How much energy does it take to shoot off a single tweet? Not that much, according to Raffi Krikorian. Earth2Tech tells us that the Twitter developer recently gave a talk at Chirp entitled "Energy/Tweet," where he claimed that a tweet consumes approximately 100 joules of energy (0.02 grams of CO2 emissions). That means Twitter's carbon footprint is relatively low—the 50 million tweets sent out daily emit one metric ton of CO2. In 2006, a single American family emitted an average of 24 metric tons of CO2 from home energy use and transportation combined.
Twitter's carbon footprint is also low compared to both Google searches and spam.

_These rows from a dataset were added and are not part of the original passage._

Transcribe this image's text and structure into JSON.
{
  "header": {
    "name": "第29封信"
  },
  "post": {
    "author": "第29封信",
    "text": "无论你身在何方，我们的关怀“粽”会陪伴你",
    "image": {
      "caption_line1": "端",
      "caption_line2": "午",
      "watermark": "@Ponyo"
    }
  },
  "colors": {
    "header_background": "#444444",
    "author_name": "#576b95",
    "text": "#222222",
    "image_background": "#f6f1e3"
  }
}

A single Google query emits 0.2 grams of CO2, while a spam email emits 0.3 grams. There is one caveat to Krikorian's calculations, however—he only takes into account the CO2 produced by Twitter's infrastructure and ignores carbon dioxide generated by third party servers (i.e. Twitpic), the computers used to write the tweets, and the Internet processes used to distribute them.
Internet users aren't likely to stop tweeting, searching Google, or receiving spam messages any time soon. But there is one obvious thing we can do to lower the carbon footprint of our computer use: embrace renewable energy. The IT sector's energy use is poised to grow dramatically, with cloud computing projected to use 1,963.74 billion kilowatt hours of electricity by 2020. If we don't start adopting more solar, wind, hydroelectric, and geothermal energy, our appetite for all things electronic will get the better of the planet.